Thursday, July 24, 2014, 2:39 PM - Working through the climate record, McGill University researcher Shaun Lovejoy has taken a close look at the so-called global warming 'pause' or 'hiatus' and discovered that, rather than it showing that global warming has stopped, it is simply the result of a natural cooling trend that has shown up from time to time throughout history.

There is ample evidence that the Earth continues to accumulate heat due to global warming and global temperatures are running at levels higher than we've seen throughout human history (click here to see the evidence). However, it's difficult to have any discussion about global warming and climate change without hearing about the 'pause' that has been seen over the past 15 years or so.
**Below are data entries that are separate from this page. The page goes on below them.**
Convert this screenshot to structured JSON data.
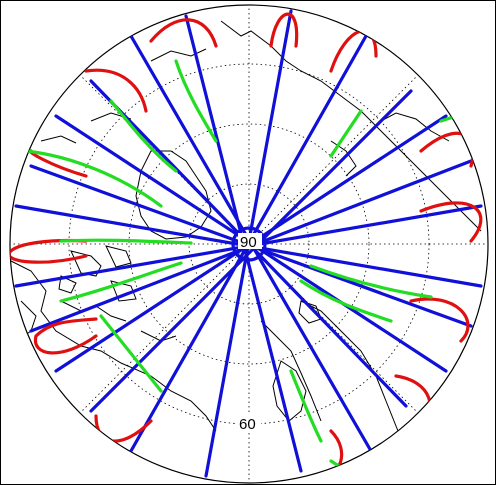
{
  "map": {
    "projection": "north-polar-stereographic",
    "graticule_labels": {
      "center_lat": "90",
      "outer_lat": "60"
    },
    "grid": "dotted",
    "track_colors": {
      "red": "#e01010",
      "green": "#22dd22",
      "blue": "#1010d8"
    },
    "coastline_color": "#000000"
  }
}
Many climate change 'skeptics' claim that since global surface temperatures have shown no increase since after 1998, the rises in temperatures before that and this period show that it's all just natural fluctuations in Earth's climate. Thus, the claim continues, global warming is not real, and there is no threat from carbon dioxide emissions or climate change.

Climate scientists studying this slow-down in the rise of global surface temperatures have found several contributing factors to the pattern - the intensity of the El Niños and La Niñas since 1998, sulphur dioxide from volcanic eruptions, changes in wind patterns over the Pacific Ocean, etc - however a new statistical analysis from Prof. Shaun Lovejoy of McGill University, who studies the physics of weather and climate, is showing that this 15-year period is due to a natural cooling trend that has been seen repeated in the climate record, which is temporarily masking the current warming trend.
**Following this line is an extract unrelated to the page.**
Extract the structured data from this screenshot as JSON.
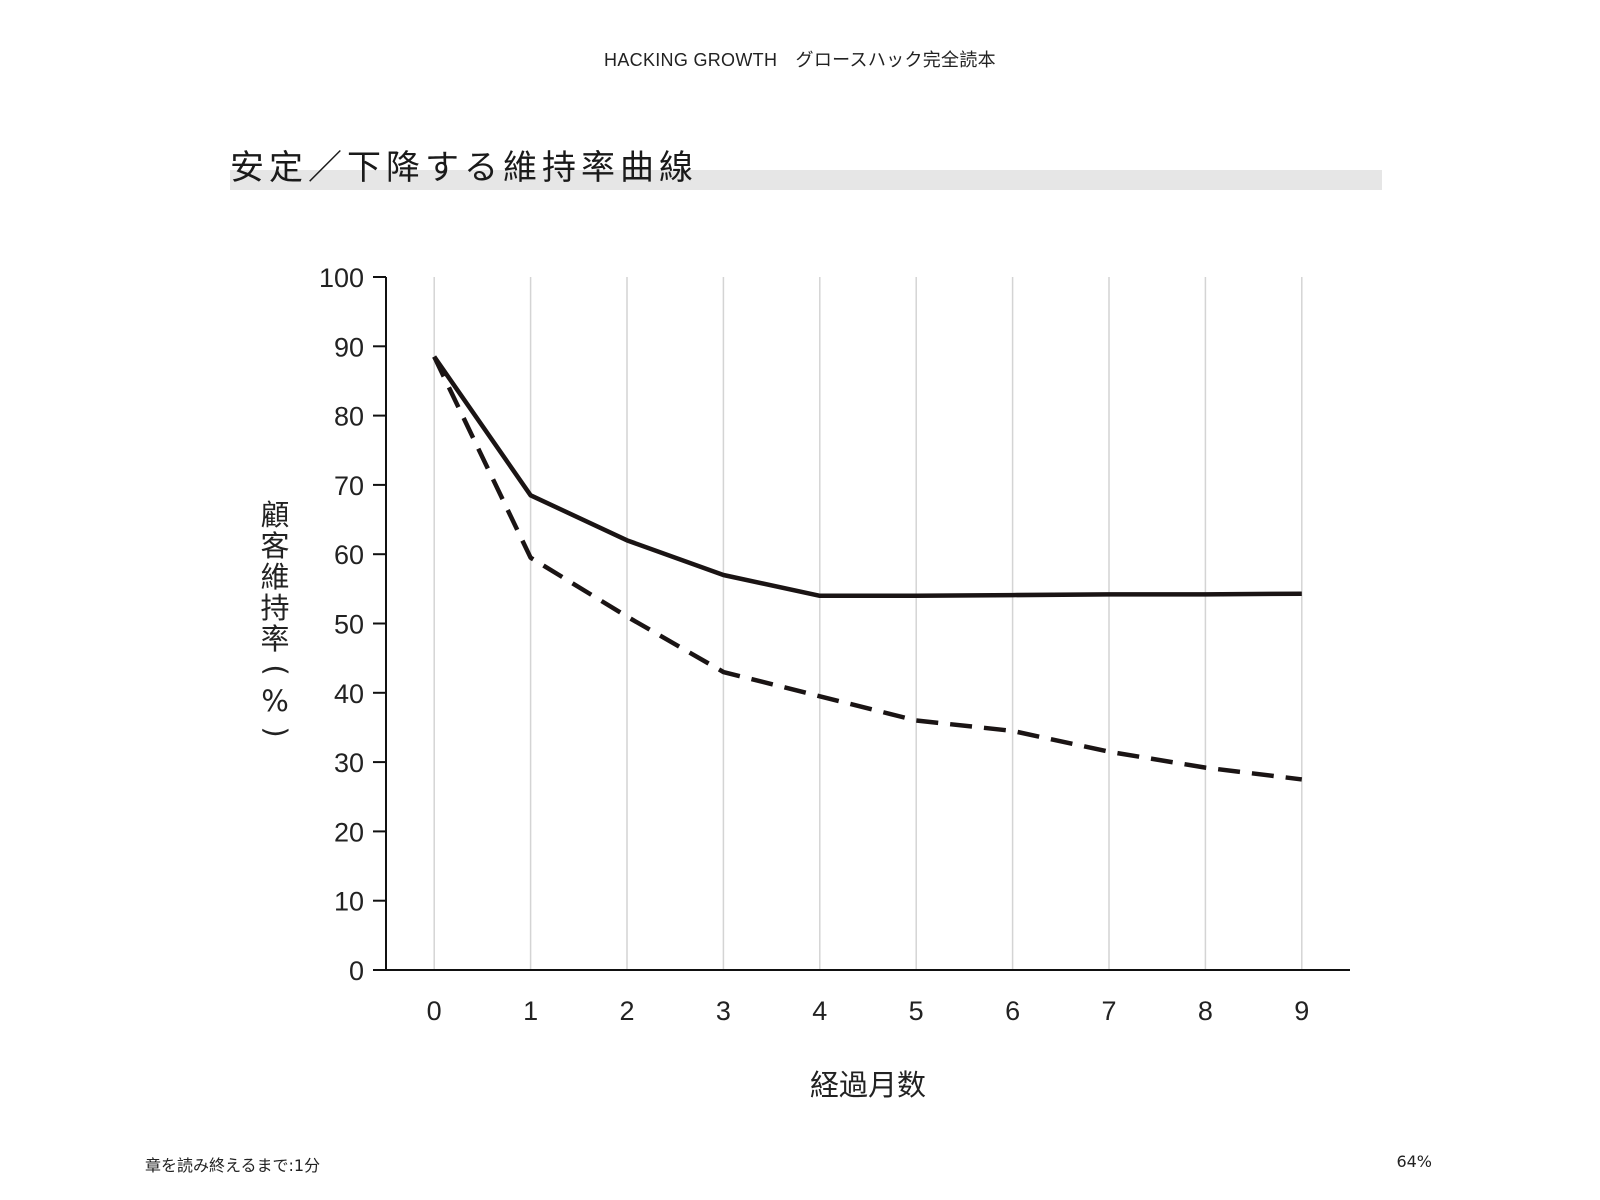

Looking at weather and climate throughout history, Lovejoy has already examined the current phenomenon of global warming, since the beginning of the Industrial Revolution in the 1880s. His statistical analysis of the entire time period, published in April in the journal Climate Dynamics, ruled out - with at least 99 per cent certainty - the hypothesis that the current global warming trend is just a natural fluctuation in Earth's climate.

Turning that same method of analysis to look at the smaller-scale changes within the longer trend, Lovejoy has found two different recurring fluctuations. One is a warming seen every 30-40 years, while a there is cooling that shows up every 20-50 years, both of which influence how the trend in global warming due to greenhouse gas emissions is showing up in the temperature record. Three periods in particular stand out in the study. The post-war cooling period, between the years 1944 and 1976, had a contribution from the cooling fluctuation that dropped temperatures by about a half a degree C. The warming fluctuation showed up during the period from 1992-1998 ('pre-pause'), to enhance the warming trend by roughly a third of a degree. After that, the cooling fluctuation took over again from 1998-2013, dropping temperatures by anywhere from 0.28 to 0.37 degrees C, thus masking the overall warming trend and producing an apparent 'pause' in global surface temperature increases.

The strength of Lovejoy's analysis is that it doesn't rely on the use of global climate models (GCMs). Although these models have increased in sensitivity and accuracy over the years, they are still a large source of criticism for 'skeptics' and thus a method that simply uses the existing climate record and avoids basing conclusions on these models would avoid that 'easy' criticism.

"Being based on climate records, this approach avoids any biases that might affect the sophisticated computer models that are commonly used for understanding global warming," Lovejoy said in a McGill press release.

It isn't known how long this current cooling fluctuation will last, but this study shows that its effects - and thus this 'pause' - are definitely a temporary thing, and eventually we're going to see temperatures start to rise again.